How the Air in Your Energy Efficient Home is Affecting Your Health
Creating homes that are more energy efficient is a noble goal, but can lead to health problems in terms of indoor air quality. One highly effective way to make a home more efficient is to tighten the building envelope. This means completely sealing the home so that as little air escapes as possible, without your control. When the building becomes air tight, heating and air systems require much less energy to keep the space at a suitable temperature. However, if there is no system in place to bring fresh clean air into the home, poor air quality can become a serious health hazard.
You may not realize how many air contaminants are present every day inside the home. The most prevalent pollutants are often the Volatile Organic Compounds, or VOCs. Most every product you use in your home that has an artificial fragrance contains these VOCs. Manmade fragrances are created using chemicals that can be harmful to the human body in the event of long-term exposure. Examples of these products include cleaning supplies, perfumes, glues, and air fresheners.

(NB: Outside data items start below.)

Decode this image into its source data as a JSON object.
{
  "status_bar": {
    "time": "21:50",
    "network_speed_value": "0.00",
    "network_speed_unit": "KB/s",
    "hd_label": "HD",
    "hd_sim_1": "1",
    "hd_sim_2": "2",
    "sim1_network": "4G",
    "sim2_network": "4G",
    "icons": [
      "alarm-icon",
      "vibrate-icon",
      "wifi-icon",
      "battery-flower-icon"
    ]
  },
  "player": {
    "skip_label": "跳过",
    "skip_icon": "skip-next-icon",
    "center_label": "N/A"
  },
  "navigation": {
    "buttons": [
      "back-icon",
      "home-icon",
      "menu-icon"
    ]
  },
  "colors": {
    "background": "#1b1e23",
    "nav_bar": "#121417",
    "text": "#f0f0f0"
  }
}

There are plenty of other air contaminants within your home coming from other sources such as insecticides or rodenticides, paints, animals, and plants. If you use a fireplace, gas heater, or gas stove, these can be sources of harmful gases and other contaminants. If individuals smoke tobacco products inside the home, the second hand smoke can also harm the indoor air quality.
So, what happens if these pollutants and contaminants linger within your home? There are many short-term health side effects that can manifest due to poor indoor air quality. Most of the symptoms are related to the eyes, throat, and nose. Inhabitants of the home may experience itchy watery eyes, coughing, sneezing, and congestion. As the problem persists, other symptoms may develop such as dizziness, tiredness, and frequent headaches.
The good news is, if the indoor air quality problem is addressed early, the health problems experienced will dissipate once the contaminated air is replaced with fresh clean air. The bad news is that long-term exposure to poor indoor air quality can result in serious chronic illnesses, and even certain types of cancer in severe cases.
The contaminants in the air are toxins that are entering your body as you breath. When these toxin levels are low, it is much easier to correct the problem. Over an extended period of exposure time, these toxin levels in the body can rise to dangerously high levels that are much more difficult to correct. Long-term exposure to poor air quality can result in serious respiratory diseases, hearing loss, cardiovascular diseases, and cancer.
Fortunately, there are ways to improve these indoor air quality problems, while maintaining an airtight and energy efficient home. The first way to improve air quality is to limit the number of pollutants entering the home. You can reduce the number of VOCs and other indoor air contaminants by using as many organic, natural, and fragrance free products in the home as possible, and asking smokers to step outside before lighting their cigarettes.
Of course, it is impossible to completely eliminate all contaminants that enter the home, so it is necessary to be able to remove stale air from the house, and replace it with clean fresh air. In an airtight structure, this can be easily accomplished using mechanical air ventilation. There are inexpensive mechanical air ventilation systems that will connect directly to your existing HVAC system, allowing you to bring fresh, possibly filtered, air into your home. When used correctly, airtight homes can promote indoor air quality because you have complete control over the air entering your home.